Markets. For now, energy customers – primarily biodiesel and biojet, with other jatropha growers indicating strong offtake interest from power gen customers as well. “Not too much renewable diesel, so far,” Haney observed, “and similarly, its early days in terms of companies with renewable chemicals operations.”
Pricing and yields. Depends on the cusomer and contract, but SG Biofuels is discussing its jatropha oil in terms of being competitive with $58/barrel oil, or $1.40 fuel. “We are not saying that we are going back to jatropha 1.0,” commented Haney, “and saying that on horrible land with insufficient soil quality, rainfall or fertilizer that these numbers can be achieved. Jatropha needs inputs. Plus, rainfall and slope variations – microclimates – have to be considered; we will have multiple seeds for a given large-scale farm.”

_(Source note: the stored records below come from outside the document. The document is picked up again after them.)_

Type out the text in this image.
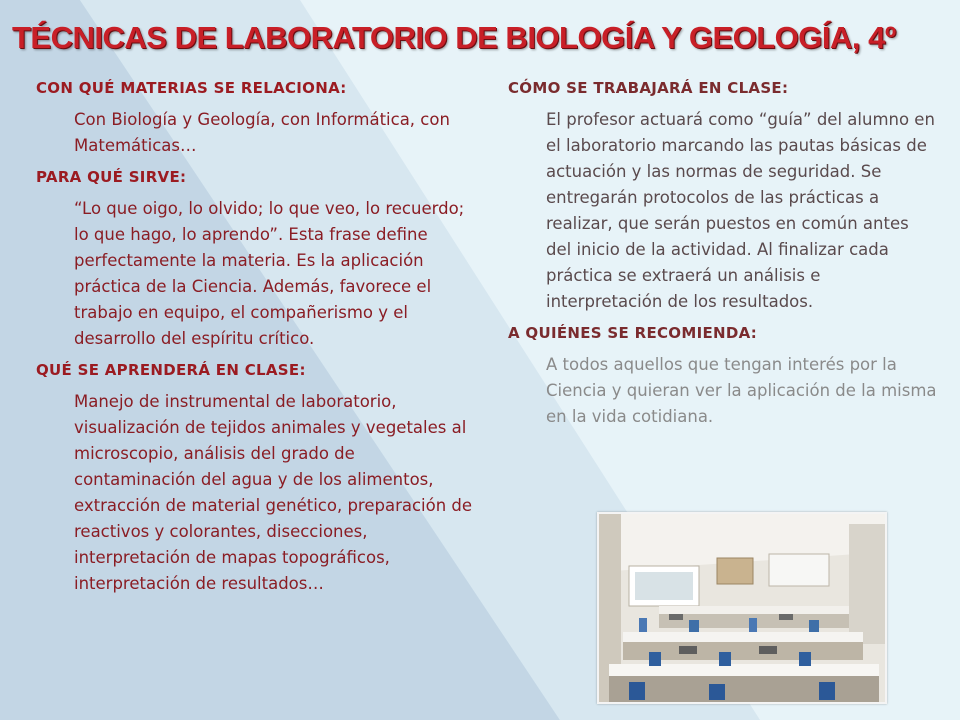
TÉCNICAS DE LABORATORIO DE BIOLOGÍA Y GEOLOGÍA, 4º
CON QUÉ MATERIAS SE RELACIONA:

Con Biología y Geología, con Informática, con Matemáticas…

PARA QUÉ SIRVE:

“Lo que oigo, lo olvido; lo que veo, lo recuerdo; lo que hago, lo aprendo”. Esta frase define perfectamente la materia. Es la aplicación práctica de la Ciencia. Además, favorece el trabajo en equipo, el compañerismo y el desarrollo del espíritu crítico.

QUÉ SE APRENDERÁ EN CLASE:

Manejo de instrumental de laboratorio, visualización de tejidos animales y vegetales al microscopio, análisis del grado de contaminación del agua y de los alimentos, extracción de material genético, preparación de reactivos y colorantes, disecciones, interpretación de mapas topográficos, interpretación de resultados…

CÓMO SE TRABAJARÁ EN CLASE:

El profesor actuará como “guía” del alumno en el laboratorio marcando las pautas básicas de actuación y las normas de seguridad. Se entregarán protocolos de las prácticas a realizar, que serán puestos en común antes del inicio de la actividad. Al finalizar cada práctica se extraerá un análisis e interpretación de los resultados.

A QUIÉNES SE RECOMIENDA:

A todos aquellos que tengan interés por la Ciencia y quieran ver la aplicación de la misma en la vida cotidiana.
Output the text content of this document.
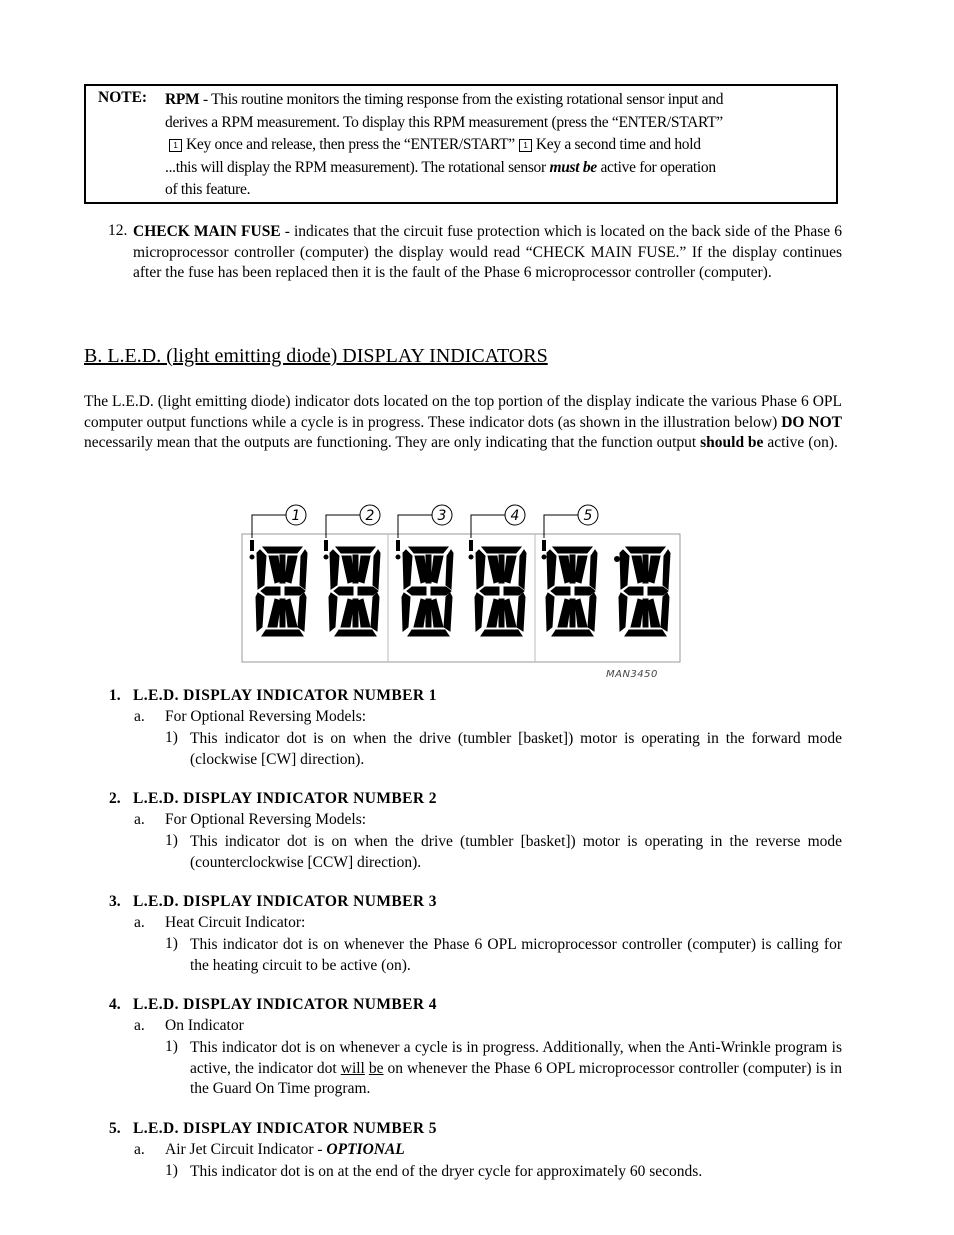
NOTE: RPM - This routine monitors the timing response from the existing rotational sensor input and
derives a RPM measurement. To display this RPM measurement (press the “ENTER/START”
1 Key once and release, then press the “ENTER/START” 1 Key a second time and hold
...this will display the RPM measurement). The rotational sensor must be active for operation
of this feature.
12. CHECK MAIN FUSE - indicates that the circuit fuse protection which is located on the back side of the Phase 6 microprocessor controller (computer) the display would read “CHECK MAIN FUSE.” If the display continues after the fuse has been replaced then it is the fault of the Phase 6 microprocessor controller (computer).
B. L.E.D. (light emitting diode) DISPLAY INDICATORS
The L.E.D. (light emitting diode) indicator dots located on the top portion of the display indicate the various Phase 6 OPL computer output functions while a cycle is in progress. These indicator dots (as shown in the illustration below) DO NOT necessarily mean that the outputs are functioning. They are only indicating that the function output should be active (on).
1	2	3	4	5
MAN3450
1. L.E.D. DISPLAY INDICATOR NUMBER 1
a. For Optional Reversing Models:
1) This indicator dot is on when the drive (tumbler [basket]) motor is operating in the forward mode (clockwise [CW] direction).
2. L.E.D. DISPLAY INDICATOR NUMBER 2
a. For Optional Reversing Models:
1) This indicator dot is on when the drive (tumbler [basket]) motor is operating in the reverse mode (counterclockwise [CCW] direction).
3. L.E.D. DISPLAY INDICATOR NUMBER 3
a. Heat Circuit Indicator:
1) This indicator dot is on whenever the Phase 6 OPL microprocessor controller (computer) is calling for the heating circuit to be active (on).
4. L.E.D. DISPLAY INDICATOR NUMBER 4
a. On Indicator
1) This indicator dot is on whenever a cycle is in progress. Additionally, when the Anti-Wrinkle program is active, the indicator dot will be on whenever the Phase 6 OPL microprocessor controller (computer) is in the Guard On Time program.
5. L.E.D. DISPLAY INDICATOR NUMBER 5
a. Air Jet Circuit Indicator - OPTIONAL
1) This indicator dot is on at the end of the dryer cycle for approximately 60 seconds.
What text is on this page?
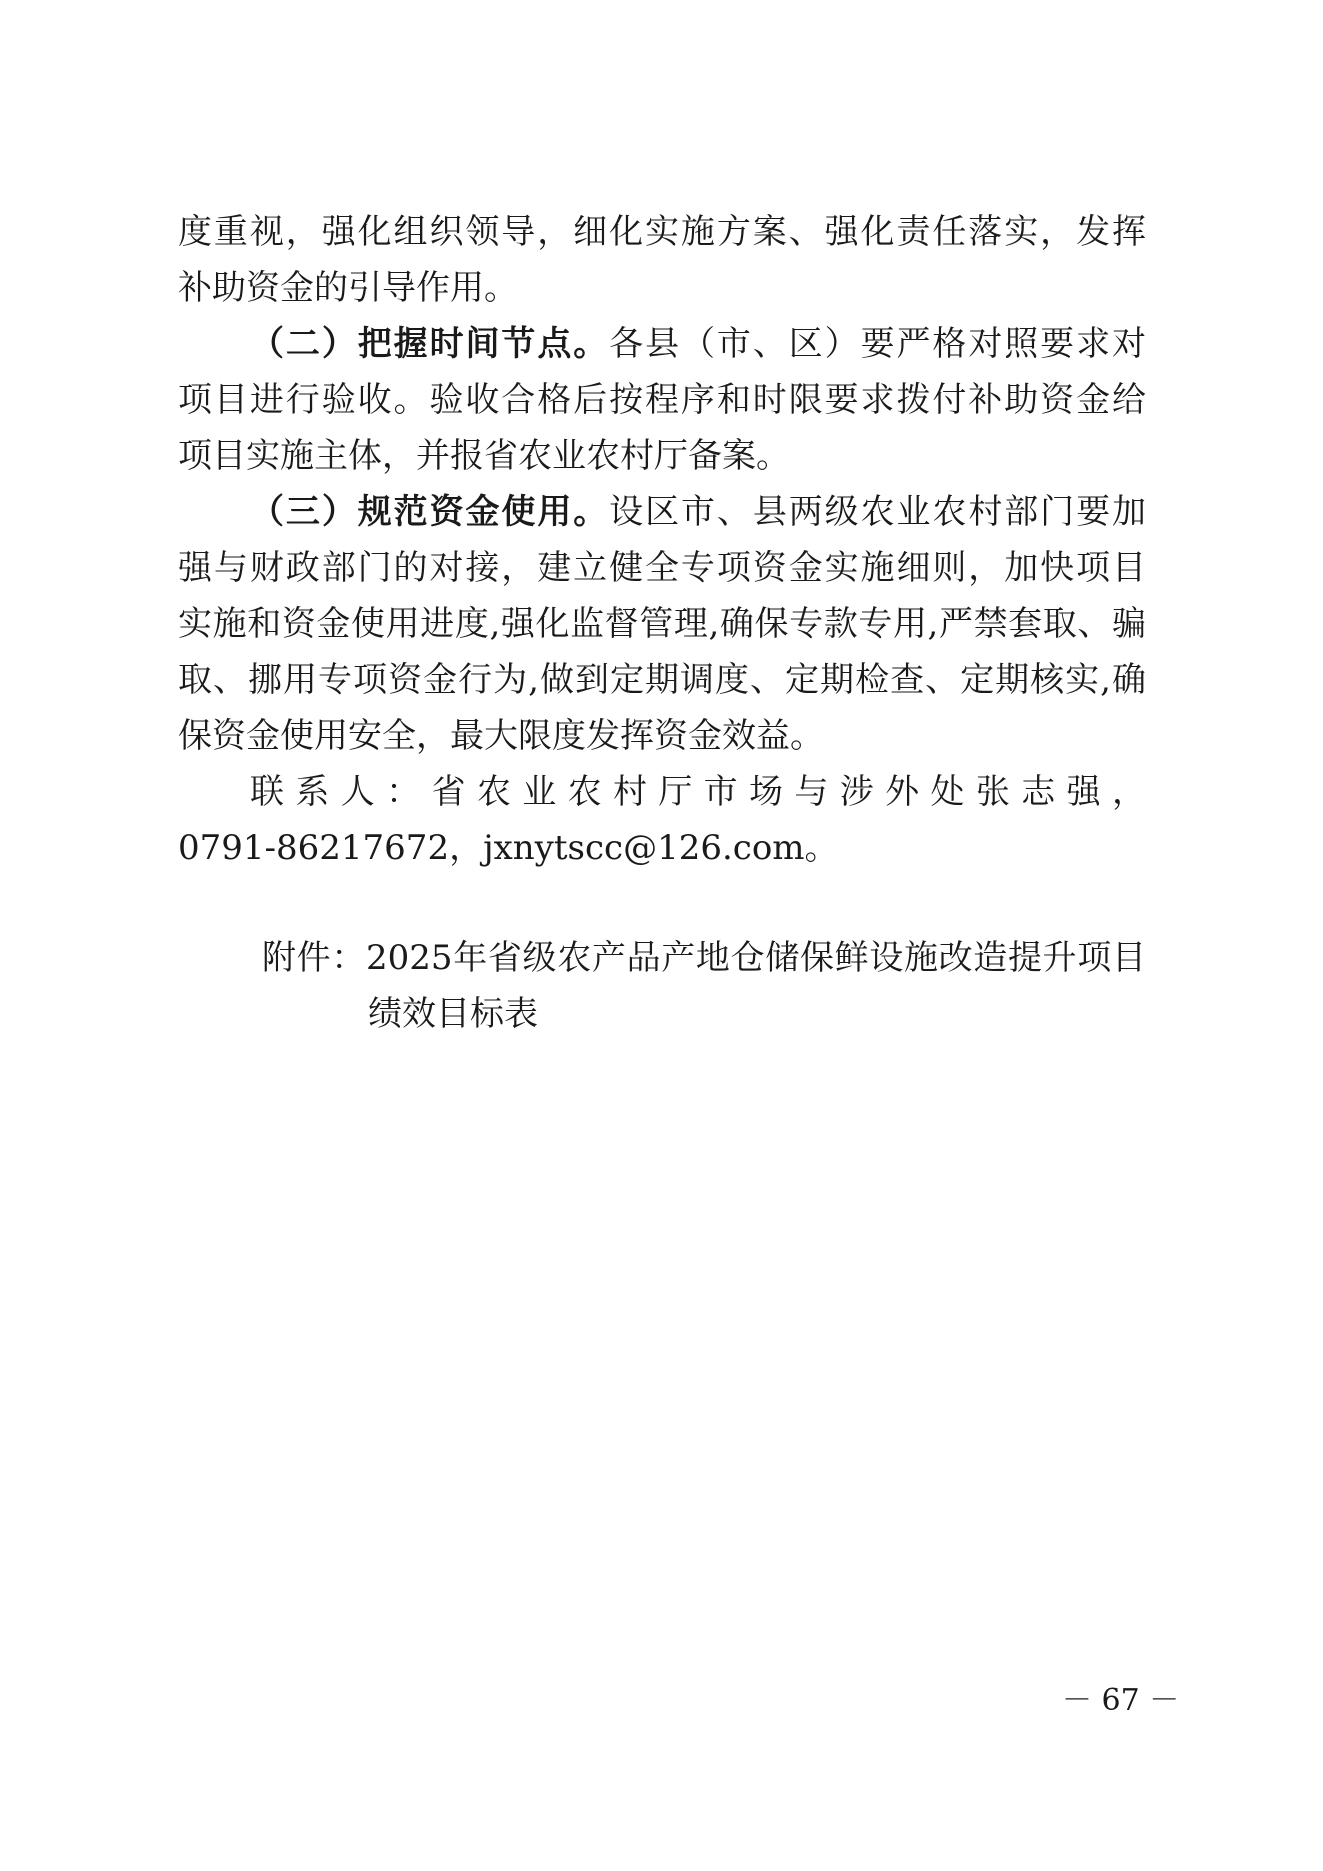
度重视，强化组织领导，细化实施方案、强化责任落实，发挥
补助资金的引导作用。
（二）把握时间节点。各县（市、区）要严格对照要求对
项目进行验收。验收合格后按程序和时限要求拨付补助资金给
项目实施主体，并报省农业农村厅备案。
（三）规范资金使用。设区市、县两级农业农村部门要加
强与财政部门的对接，建立健全专项资金实施细则，加快项目
实施和资金使用进度,强化监督管理,确保专款专用,严禁套取、骗
取、挪用专项资金行为,做到定期调度、定期检查、定期核实,确
保资金使用安全，最大限度发挥资金效益。
联系人：省农业农村厅市场与涉外处张志强，
0791-86217672，jxnytscc@126.com。
附件：2025年省级农产品产地仓储保鲜设施改造提升项目
绩效目标表
－ 67 －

The Biofuel's Digest’s Take
The good news: “Spray and pray” jatropha seed distribution strategies are a thing of the past.
We have seen companies like SG Biofuels bring back jatropha from the brink of biofuels oblivion or, rather, bringing forward a new jatropha business model based on sound agronomics and plant development. Last year, SG cracked the 50 Hottest Companies in Bioenergy after developing and launching its JMax platform. With these deployment milestones, jatropha 2.0 appears to be well on the way.
The cautionary note. Jatropha 2.0 has a long ways to go – even at double the yields realized under conventional planting, the current announced global acreage would produce around 100 million gallons of crude jatropha oil, reaching 400 million gallons or so as the crop passed the 1 million acre installed base.
Opportunity. We also will look forward to development of de-toxification genetics in jatropha that would lower the cost of making the jatropha residual seedcake available for high-value animal feed in the $400/tonne range, as opposed to low-value combustion for power generation or organic fertilizer at around $200 per tonne.